Front‑end recording methods are categorized as:
MediaRecorder – early API with limited Safari/Edge support.
WebRTC getUserMedia combined with AudioContext – the mainstream solution, providing real‑time processing, visualization, speed/pitch control, and speech recognition.
Flash / Silverlight / ActiveX – legacy approaches for IE, requiring user permission and posing security concerns.
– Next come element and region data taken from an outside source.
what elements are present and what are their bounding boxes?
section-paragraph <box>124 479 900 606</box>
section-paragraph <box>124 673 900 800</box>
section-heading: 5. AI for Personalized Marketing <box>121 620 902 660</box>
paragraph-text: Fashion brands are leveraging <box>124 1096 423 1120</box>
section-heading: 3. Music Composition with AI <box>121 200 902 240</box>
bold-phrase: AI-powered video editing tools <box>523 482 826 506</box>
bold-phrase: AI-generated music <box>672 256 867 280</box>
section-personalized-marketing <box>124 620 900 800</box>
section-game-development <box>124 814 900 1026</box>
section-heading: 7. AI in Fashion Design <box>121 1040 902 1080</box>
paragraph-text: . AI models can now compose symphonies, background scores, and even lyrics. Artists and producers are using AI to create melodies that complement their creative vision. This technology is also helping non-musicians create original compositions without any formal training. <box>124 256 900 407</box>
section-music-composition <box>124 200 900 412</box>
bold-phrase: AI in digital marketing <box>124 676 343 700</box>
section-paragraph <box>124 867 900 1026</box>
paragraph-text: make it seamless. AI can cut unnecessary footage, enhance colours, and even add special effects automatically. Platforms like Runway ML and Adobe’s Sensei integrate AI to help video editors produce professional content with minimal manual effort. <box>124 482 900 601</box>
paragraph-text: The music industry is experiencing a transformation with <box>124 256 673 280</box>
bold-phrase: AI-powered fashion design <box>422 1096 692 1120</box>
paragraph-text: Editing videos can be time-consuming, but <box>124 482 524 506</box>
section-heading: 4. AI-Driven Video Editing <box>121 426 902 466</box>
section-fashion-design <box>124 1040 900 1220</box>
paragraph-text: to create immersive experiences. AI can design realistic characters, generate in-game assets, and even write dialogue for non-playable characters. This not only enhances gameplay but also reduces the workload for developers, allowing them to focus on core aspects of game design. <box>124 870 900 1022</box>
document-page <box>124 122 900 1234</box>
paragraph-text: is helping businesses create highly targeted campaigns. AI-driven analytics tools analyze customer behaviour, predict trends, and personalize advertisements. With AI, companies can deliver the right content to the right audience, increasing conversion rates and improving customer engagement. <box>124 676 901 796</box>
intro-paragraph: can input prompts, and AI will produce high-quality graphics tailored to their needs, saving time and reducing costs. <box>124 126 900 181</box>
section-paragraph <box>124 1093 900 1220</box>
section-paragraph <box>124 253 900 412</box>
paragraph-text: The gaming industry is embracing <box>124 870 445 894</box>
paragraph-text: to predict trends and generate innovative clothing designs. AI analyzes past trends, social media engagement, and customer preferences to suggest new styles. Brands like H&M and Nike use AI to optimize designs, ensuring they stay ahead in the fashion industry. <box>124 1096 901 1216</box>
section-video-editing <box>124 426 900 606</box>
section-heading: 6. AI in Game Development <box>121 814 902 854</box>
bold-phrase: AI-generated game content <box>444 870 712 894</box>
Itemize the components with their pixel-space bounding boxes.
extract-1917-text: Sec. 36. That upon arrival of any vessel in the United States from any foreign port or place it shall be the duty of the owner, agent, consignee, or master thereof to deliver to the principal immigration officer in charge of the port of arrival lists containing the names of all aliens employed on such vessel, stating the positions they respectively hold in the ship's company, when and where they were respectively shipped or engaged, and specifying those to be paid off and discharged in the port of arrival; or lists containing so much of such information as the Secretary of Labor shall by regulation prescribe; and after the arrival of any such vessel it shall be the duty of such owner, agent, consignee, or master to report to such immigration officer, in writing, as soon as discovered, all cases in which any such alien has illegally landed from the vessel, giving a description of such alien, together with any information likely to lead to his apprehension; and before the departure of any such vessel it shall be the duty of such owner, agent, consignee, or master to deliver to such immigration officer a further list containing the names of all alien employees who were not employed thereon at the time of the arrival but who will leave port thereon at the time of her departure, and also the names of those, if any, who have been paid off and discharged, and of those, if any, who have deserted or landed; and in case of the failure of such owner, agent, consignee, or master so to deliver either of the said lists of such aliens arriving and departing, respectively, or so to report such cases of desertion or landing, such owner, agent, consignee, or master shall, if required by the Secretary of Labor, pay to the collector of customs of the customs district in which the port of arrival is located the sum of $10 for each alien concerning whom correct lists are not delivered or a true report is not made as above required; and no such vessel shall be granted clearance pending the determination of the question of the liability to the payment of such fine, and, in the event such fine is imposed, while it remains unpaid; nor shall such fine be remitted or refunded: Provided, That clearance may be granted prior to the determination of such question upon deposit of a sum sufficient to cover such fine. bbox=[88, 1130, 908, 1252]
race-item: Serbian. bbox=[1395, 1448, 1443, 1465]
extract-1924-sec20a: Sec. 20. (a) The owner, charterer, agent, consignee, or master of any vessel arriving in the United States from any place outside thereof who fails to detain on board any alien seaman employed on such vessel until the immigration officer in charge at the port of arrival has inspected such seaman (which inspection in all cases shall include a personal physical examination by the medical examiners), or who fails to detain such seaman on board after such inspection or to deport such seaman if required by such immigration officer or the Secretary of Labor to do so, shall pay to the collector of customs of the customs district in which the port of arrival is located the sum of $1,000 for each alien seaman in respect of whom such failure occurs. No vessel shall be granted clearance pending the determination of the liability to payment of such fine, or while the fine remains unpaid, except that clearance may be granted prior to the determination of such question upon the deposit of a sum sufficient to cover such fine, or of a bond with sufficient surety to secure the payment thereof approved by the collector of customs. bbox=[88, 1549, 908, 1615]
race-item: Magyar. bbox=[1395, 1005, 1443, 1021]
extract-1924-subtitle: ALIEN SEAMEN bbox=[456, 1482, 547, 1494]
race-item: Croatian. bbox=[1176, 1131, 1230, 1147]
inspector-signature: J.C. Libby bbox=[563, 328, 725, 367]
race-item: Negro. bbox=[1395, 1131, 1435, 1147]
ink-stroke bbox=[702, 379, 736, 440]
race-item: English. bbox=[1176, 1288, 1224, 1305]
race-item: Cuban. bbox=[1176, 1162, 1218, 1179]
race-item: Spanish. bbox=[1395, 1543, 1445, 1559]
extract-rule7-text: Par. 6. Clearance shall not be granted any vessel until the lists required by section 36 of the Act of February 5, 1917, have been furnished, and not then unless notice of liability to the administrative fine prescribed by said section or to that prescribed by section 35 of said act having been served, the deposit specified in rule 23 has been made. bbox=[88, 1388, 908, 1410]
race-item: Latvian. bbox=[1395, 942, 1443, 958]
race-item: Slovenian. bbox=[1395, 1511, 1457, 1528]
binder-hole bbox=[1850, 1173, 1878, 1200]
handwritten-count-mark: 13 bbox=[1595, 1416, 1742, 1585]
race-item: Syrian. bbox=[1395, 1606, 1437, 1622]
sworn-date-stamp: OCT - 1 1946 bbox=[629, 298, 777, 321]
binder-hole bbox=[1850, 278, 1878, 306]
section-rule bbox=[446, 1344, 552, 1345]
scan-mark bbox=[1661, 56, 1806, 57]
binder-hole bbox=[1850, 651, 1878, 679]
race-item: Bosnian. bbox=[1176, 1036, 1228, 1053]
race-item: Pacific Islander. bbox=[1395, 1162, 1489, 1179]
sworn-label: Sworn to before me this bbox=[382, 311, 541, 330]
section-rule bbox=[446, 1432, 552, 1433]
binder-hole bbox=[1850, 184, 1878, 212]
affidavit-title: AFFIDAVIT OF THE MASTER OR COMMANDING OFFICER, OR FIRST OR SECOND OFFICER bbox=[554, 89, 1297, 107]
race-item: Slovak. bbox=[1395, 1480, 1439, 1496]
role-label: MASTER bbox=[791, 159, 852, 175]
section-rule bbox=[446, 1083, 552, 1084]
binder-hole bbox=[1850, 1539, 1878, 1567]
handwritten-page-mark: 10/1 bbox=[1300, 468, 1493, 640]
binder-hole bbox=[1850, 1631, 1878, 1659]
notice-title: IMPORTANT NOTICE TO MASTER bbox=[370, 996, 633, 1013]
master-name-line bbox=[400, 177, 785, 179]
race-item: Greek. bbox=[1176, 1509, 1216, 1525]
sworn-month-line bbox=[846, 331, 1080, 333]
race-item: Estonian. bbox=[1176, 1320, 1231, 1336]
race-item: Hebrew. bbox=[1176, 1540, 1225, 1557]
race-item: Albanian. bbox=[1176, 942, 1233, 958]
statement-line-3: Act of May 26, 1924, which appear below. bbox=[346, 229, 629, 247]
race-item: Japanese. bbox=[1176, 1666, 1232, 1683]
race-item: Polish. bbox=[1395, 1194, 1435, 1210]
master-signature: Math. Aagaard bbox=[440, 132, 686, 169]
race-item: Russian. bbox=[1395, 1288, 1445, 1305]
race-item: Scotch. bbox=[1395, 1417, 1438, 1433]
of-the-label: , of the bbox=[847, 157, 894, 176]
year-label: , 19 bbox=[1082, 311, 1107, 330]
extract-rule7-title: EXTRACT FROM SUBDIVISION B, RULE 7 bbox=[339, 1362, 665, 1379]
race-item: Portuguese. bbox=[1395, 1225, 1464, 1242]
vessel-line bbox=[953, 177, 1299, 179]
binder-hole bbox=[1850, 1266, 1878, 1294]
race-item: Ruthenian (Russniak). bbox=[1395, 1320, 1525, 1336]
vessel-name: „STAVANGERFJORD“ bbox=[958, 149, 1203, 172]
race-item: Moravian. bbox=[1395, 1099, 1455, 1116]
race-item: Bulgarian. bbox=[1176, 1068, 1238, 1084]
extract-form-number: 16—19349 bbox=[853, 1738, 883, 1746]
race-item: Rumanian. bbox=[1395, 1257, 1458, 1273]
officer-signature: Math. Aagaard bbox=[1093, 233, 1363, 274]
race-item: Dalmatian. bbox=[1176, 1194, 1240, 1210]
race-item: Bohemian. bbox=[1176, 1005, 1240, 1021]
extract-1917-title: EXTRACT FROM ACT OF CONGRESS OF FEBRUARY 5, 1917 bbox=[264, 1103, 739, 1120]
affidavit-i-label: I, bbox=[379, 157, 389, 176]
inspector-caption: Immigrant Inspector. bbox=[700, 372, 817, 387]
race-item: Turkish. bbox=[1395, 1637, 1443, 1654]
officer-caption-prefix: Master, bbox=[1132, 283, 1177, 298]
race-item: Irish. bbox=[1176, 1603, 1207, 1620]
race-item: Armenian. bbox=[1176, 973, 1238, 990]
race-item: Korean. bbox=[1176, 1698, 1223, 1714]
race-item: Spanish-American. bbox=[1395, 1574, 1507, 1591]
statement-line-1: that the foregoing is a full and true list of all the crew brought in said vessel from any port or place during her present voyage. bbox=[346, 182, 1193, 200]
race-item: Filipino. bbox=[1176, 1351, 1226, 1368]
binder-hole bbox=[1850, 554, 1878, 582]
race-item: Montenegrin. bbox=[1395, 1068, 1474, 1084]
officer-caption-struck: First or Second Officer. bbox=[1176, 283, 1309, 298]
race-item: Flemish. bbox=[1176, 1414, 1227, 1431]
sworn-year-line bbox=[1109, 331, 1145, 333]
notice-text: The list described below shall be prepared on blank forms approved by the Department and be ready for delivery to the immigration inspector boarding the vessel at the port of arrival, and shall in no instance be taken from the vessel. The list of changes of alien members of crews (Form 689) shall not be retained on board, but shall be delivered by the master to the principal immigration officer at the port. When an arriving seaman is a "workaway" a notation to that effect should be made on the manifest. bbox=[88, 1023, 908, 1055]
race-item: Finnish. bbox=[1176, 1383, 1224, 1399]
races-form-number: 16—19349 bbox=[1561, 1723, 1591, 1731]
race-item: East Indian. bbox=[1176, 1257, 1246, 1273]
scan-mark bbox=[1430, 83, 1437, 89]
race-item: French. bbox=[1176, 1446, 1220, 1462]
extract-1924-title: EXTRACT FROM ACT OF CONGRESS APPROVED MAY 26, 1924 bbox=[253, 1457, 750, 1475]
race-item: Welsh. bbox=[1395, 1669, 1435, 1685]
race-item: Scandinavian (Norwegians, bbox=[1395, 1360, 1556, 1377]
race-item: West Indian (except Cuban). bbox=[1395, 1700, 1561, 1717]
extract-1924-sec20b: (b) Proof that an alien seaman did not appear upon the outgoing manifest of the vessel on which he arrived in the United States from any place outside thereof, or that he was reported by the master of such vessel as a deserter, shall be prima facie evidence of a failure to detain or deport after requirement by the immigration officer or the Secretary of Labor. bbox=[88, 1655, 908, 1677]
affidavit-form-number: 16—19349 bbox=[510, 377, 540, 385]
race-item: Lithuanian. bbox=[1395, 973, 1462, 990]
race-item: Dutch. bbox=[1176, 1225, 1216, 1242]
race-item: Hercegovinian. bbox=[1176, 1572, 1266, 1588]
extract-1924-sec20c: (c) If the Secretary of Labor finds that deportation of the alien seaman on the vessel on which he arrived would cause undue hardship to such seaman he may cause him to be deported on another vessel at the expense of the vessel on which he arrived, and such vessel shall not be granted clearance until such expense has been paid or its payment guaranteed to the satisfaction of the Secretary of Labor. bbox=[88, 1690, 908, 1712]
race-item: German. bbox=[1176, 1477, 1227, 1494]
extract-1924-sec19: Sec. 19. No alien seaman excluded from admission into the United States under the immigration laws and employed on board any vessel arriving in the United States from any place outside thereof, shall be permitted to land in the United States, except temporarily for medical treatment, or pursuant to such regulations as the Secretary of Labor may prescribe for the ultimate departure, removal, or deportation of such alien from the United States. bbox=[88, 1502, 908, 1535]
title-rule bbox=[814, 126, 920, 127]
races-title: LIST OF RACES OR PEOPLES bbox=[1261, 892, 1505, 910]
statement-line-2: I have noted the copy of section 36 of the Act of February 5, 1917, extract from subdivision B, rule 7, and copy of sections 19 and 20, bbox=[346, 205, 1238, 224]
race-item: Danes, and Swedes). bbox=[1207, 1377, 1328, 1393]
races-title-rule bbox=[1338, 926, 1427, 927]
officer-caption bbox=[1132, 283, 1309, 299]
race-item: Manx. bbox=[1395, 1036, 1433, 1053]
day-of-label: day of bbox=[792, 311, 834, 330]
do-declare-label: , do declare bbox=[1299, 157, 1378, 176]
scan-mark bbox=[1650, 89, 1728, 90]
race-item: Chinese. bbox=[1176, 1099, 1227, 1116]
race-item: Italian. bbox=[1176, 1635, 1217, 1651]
Browser engine compatibility is detailed: Chrome (Blink/Chromium) fully supports Web Audio API; Firefox (Gecko) fully supports; Safari (WebKit) fully supports; Edge (Chromium‑based) matches Chrome; Opera (Chromium‑based) matches Chrome; Internet Explorer (Trident) only partially supports Web Audio API; dual‑engine browsers (360, 2345, Sogou, etc.) switch between IE and Chromium kernels, affecting support.
Additional notes cover configuration of insecure origins for MediaDevices.getUserMedia, the necessity of HTTPS or localhost, and the deprecation of Flash‑based solutions, which lack maintenance and are unsuitable for modern browsers.
Summary: Modern browsers reliably support Web Audio API for recording, while IE and older browsers require Flash or custom workarounds that are increasingly impractical.